THE GOVERNMENT INSPECTOR

The Theatre, Chipping Norton

Sunday, September 29 at 7.45pm, and touring, see below

www.flintstocktheatre.com

A sell-out success in Oxford in 2012, Flintlock Theatre’s production of the classic comedy The Government Inspector is about to embark on a tour, starting at Chipping Norton, with other dates around the county (Friday, October 4 at The Neighbours Hall, Great Milton; Saturday, October 5 at Cassington Village Hall; Friday and Saturday, October 18 and 19 at the Old Fire Station). Flintstock is an Artist in Residence company at the Oxford Playhouse, and their trademark dance and mad-cap physical storytelling style creates a hilarious experience, punctuated by a fast and furious ‘klezmer’ (Jewish folk music) soundtrack, which also doubles as the interval entertainment. The story tells the tale of Anton Antonovich, a mayor in small-town Russia, who is in the midst of a crisis.

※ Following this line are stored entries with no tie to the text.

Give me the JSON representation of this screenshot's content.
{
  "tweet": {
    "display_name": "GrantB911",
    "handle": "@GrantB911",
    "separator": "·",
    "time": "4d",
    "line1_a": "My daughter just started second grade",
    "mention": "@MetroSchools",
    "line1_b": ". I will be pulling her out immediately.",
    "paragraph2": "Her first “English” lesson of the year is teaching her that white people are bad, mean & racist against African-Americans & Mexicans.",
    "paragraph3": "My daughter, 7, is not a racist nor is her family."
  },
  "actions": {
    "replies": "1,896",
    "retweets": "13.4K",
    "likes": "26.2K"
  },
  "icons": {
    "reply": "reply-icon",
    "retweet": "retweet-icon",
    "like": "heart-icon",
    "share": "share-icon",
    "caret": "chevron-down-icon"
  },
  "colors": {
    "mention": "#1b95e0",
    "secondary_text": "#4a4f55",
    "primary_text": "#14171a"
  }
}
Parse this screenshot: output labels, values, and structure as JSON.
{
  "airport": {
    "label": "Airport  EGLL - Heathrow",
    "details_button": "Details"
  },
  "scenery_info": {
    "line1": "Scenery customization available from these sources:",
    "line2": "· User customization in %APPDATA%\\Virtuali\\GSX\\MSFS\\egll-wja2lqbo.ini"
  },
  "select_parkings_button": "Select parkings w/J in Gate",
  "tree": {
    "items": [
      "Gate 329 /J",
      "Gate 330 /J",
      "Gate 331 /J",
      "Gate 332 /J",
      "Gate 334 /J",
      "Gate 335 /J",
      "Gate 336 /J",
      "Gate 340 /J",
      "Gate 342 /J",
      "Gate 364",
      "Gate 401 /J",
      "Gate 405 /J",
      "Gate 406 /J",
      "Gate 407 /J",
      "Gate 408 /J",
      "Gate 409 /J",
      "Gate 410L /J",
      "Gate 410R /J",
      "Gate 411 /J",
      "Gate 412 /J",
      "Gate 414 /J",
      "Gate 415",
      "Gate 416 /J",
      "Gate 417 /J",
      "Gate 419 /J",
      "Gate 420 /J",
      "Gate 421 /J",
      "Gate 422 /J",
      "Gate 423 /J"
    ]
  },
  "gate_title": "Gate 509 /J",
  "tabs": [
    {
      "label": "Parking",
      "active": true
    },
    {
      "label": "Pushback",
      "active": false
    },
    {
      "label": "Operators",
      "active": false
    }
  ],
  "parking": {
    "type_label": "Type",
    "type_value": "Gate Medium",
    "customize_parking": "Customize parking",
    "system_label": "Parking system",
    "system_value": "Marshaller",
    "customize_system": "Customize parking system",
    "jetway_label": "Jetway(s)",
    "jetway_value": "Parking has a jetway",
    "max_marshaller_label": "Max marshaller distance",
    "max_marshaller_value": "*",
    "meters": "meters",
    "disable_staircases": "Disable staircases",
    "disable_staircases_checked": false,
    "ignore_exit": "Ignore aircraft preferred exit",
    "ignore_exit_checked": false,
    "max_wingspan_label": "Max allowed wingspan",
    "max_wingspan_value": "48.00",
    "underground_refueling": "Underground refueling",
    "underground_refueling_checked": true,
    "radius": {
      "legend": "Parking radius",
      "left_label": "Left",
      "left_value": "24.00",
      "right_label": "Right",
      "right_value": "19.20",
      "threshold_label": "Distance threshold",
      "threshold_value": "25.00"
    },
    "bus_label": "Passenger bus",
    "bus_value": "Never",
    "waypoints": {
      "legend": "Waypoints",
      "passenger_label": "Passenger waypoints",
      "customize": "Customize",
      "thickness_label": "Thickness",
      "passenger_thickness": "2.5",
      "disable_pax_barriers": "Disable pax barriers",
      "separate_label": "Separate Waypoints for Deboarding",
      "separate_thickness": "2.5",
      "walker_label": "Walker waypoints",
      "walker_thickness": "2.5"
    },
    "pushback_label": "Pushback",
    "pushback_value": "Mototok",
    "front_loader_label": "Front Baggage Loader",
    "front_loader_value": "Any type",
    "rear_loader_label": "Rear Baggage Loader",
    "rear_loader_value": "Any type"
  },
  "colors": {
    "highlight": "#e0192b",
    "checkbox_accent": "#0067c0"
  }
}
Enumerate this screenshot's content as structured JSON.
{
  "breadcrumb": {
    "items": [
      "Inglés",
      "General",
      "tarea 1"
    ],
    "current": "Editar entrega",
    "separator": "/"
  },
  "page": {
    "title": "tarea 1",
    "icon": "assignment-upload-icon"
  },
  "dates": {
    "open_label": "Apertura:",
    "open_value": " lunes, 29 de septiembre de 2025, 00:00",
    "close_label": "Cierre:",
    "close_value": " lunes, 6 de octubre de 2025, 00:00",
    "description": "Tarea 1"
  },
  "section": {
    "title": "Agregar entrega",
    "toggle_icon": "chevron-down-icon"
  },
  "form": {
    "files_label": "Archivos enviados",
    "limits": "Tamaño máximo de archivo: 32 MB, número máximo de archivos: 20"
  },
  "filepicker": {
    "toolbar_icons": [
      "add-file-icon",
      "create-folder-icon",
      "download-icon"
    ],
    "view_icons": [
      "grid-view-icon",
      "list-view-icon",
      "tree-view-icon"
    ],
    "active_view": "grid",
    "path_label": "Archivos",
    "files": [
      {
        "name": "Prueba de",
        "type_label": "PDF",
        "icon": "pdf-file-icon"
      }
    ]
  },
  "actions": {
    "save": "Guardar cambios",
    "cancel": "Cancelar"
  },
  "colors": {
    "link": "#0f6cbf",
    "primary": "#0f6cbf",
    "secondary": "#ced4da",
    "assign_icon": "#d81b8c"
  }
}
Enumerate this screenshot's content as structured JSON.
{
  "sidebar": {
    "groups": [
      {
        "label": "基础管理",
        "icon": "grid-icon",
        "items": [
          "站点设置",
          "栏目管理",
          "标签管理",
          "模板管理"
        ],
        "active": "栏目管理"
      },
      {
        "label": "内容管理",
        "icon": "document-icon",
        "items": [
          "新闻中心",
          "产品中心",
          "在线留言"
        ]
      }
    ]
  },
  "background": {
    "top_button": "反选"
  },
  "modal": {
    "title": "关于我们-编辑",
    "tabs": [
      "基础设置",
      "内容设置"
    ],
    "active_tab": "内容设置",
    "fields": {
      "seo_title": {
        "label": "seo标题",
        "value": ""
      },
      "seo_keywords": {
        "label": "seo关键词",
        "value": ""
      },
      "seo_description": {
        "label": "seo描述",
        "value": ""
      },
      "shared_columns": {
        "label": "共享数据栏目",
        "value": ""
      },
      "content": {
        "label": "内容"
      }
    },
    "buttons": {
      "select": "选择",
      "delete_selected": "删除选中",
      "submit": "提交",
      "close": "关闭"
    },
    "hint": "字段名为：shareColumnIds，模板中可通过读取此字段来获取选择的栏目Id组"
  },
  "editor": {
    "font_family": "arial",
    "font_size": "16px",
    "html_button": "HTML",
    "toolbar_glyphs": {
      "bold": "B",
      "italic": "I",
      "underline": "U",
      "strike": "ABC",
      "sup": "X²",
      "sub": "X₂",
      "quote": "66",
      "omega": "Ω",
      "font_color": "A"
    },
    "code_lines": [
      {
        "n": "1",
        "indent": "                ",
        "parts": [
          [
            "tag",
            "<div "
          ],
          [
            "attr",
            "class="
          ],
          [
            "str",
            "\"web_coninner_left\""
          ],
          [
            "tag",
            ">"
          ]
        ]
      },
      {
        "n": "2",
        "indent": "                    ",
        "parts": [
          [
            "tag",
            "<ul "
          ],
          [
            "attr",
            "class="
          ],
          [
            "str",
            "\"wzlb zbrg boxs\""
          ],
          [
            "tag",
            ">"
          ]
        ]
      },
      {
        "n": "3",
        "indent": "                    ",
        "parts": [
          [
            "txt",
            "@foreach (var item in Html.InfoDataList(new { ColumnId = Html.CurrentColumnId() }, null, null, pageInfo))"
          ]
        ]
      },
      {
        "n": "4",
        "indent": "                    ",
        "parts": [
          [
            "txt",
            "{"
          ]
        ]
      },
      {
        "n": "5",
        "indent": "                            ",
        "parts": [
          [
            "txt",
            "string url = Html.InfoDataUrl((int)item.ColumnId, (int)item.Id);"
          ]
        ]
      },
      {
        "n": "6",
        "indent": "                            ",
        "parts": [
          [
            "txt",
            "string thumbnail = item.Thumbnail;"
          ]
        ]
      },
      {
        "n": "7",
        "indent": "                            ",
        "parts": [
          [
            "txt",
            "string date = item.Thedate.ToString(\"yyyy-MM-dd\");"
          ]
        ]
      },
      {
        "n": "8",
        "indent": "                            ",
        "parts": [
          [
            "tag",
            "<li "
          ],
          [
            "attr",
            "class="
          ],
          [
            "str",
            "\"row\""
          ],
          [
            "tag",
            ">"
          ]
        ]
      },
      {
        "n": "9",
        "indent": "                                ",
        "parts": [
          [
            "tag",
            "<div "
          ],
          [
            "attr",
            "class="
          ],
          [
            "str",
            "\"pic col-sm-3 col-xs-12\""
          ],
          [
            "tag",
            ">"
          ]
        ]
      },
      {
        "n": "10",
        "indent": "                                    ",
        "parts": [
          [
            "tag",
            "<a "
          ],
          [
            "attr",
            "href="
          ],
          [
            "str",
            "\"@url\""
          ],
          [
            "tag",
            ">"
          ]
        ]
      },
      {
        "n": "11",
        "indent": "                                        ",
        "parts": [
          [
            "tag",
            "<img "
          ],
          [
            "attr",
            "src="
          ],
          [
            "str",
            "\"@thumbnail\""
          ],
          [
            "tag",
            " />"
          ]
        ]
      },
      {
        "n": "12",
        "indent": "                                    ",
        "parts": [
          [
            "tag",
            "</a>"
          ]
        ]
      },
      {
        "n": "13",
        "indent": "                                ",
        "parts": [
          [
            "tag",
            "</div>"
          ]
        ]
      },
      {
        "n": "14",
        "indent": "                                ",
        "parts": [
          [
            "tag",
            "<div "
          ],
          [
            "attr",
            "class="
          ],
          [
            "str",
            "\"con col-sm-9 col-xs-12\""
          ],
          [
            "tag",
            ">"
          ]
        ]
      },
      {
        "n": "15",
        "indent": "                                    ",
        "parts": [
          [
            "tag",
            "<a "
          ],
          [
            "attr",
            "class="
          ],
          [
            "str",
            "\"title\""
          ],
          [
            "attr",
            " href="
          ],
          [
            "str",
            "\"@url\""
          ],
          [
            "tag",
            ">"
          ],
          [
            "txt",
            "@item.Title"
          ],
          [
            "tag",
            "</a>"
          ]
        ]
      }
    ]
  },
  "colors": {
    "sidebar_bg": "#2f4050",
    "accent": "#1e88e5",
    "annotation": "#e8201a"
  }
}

A government official is on his way to inspect his district, but the streets haven’t been swept for months, there are chickens in the courthouse and Anton himself has been somewhat liberal with the mayoral accounts. The inspector is only too willing to overlook these misdemeanours in exchange for the odd generous bribe. But is he quite who he says he is, or will Anton and his band of buffoons finally get what’s coming to them?

Art

A FANTASTICAL ANIMAL ALPHABET

Compton Verney, near Banbury

October 5 to December 15, Tuesday to Sunday, 11am-5pm.

Admission: £11.80 (£13 with Gift Aid)

www.comptonverney.org.uk

This exhibition draws inspiration from Animal Alphabet, a set of linocuts created in 1979 by British artist and designer Enid Marx (1902-1998). Fantastical Animal Alphabet is a set of new original prints by artists from Leicester Print Workshop. Visitors to the exhibition will be able to visit a pop-up printing studio within the exhibition. Here they can find out more about various printing techniques and meet artist-in-residence Kate Da’Casto who will be producing work throughout the exhibition in response to the Curious Beasts exhibition, which explores our enduring curiosity about the animal world through beautiful and bizarre imagery found in prints of the 15th to the early 19th centuries in the British Museum’s collection.

Theatre

THE MOUSETRAP

New Theatre, Oxford

October 8-12 at 7.30pm, plus 2.30pm matinees Wed and Sat

Box office: 0844 871 3020 or www.atgtickets.com

The Mousetrap is famous around the world for being the longest-running show in the history of British theatre — with over 25,000 performances during its 60-year history. And to celebrate its Diamond Jubilee the play is going on tour (away from London’s St Martin’s Theatre, its home of the last 39 years), for the first time. The play begins with a group of people gathered in a country house cut off by the snow discover, to their horror, that there is a murderer in their midst. Who can it be? One by one the suspicious characters reveal their sordid pasts until at the last, nerve-shredding moment the identity and the motive are finally revealed. In her own inimitable style, Dame Agatha Christie has created an atmosphere of shuddering suspense and a brilliantly intricate plot, where murder lurks around every corner.